Young Miko has been one of the most genuinely exciting figures in the current Latin scene, not because of crossover momentum but because the music itself is strange and smart and built with a kind of confidence that suggests she does not particularly care which markets approve. Her full-length from last November was a statement. “Duro” is something different, a collaboration that plays to her strengths while handing the production over to someone whose entire aesthetic is built on the relationship between pressure and release.

Skrillex in 2026 is not the Skrillex of 2012, which should go without saying but probably needs saying anyway. The past few years have seen him operating in genuinely experimental territory, less interested in the drop as catharsis and more interested in what happens to a track when you refuse to give it what it wants. “Duro” has that sensibility. It builds but does not quite build the way you expect. There are moments where the bottom falls out and you are left in something more sparse, more tense, before it comes back differently than it left.

Miko’s vocal sits in this environment like it belongs there. The Puerto Rican singer-rapper has a delivery that is both casual and exact, a tone that suggests she has thought about every word and would never admit it.

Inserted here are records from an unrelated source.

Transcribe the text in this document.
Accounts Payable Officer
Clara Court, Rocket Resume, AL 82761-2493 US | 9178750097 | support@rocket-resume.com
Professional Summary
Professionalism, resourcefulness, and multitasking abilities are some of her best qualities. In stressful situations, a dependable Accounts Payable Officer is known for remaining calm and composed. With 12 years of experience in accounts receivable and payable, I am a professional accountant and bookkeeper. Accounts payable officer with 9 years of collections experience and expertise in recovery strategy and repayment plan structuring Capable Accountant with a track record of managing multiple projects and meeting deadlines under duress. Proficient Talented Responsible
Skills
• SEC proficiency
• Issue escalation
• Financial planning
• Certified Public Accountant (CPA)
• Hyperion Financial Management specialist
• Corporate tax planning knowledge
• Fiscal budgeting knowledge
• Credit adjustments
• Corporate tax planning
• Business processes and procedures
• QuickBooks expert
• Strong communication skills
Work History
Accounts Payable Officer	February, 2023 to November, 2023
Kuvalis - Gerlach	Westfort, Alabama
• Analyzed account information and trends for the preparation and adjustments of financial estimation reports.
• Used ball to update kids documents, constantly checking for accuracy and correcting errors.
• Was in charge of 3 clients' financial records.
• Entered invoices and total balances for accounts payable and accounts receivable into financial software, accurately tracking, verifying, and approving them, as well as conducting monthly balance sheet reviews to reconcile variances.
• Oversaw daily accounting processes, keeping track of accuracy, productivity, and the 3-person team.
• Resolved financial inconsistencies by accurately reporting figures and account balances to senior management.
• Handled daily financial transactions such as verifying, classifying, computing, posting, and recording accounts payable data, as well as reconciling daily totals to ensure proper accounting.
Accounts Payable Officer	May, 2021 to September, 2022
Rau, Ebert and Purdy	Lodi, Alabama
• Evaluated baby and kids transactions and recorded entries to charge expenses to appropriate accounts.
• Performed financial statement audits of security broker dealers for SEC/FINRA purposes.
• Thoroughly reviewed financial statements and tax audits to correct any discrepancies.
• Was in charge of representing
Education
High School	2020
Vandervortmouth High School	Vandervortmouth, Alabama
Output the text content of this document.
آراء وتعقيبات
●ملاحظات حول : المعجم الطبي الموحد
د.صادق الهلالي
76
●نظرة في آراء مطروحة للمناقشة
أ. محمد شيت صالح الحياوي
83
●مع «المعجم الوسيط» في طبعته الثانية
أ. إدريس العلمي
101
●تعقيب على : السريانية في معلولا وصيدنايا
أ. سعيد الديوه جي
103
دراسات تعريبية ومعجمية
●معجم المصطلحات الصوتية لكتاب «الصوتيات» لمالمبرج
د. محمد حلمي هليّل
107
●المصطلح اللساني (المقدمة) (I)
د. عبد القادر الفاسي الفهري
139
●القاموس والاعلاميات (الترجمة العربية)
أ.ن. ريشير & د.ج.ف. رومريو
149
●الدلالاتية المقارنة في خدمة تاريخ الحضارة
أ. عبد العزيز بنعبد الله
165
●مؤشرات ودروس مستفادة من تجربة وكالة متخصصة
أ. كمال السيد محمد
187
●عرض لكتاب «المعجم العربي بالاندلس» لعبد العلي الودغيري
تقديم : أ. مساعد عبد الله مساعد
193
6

In Spanish, the word means “hard” or “tough,” and the song leans into that without being obvious about it.

They announced the release at Estéreo Picnic in Bogotá, which is the right kind of room for this kind of song. Large enough to test the low end. Audience ready for something that is not going to explain itself.

Whether this becomes part of a larger collaborative project or stays a single is unclear. As a single it stands on its own easily. It is a reminder that the most interesting pop-adjacent music right now is being made by people who approach collaboration as a genuine aesthetic negotiation rather than a brand alignment exercise. This one sounds like two artists who wanted to make something for themselves and ended up making something everyone else will want too.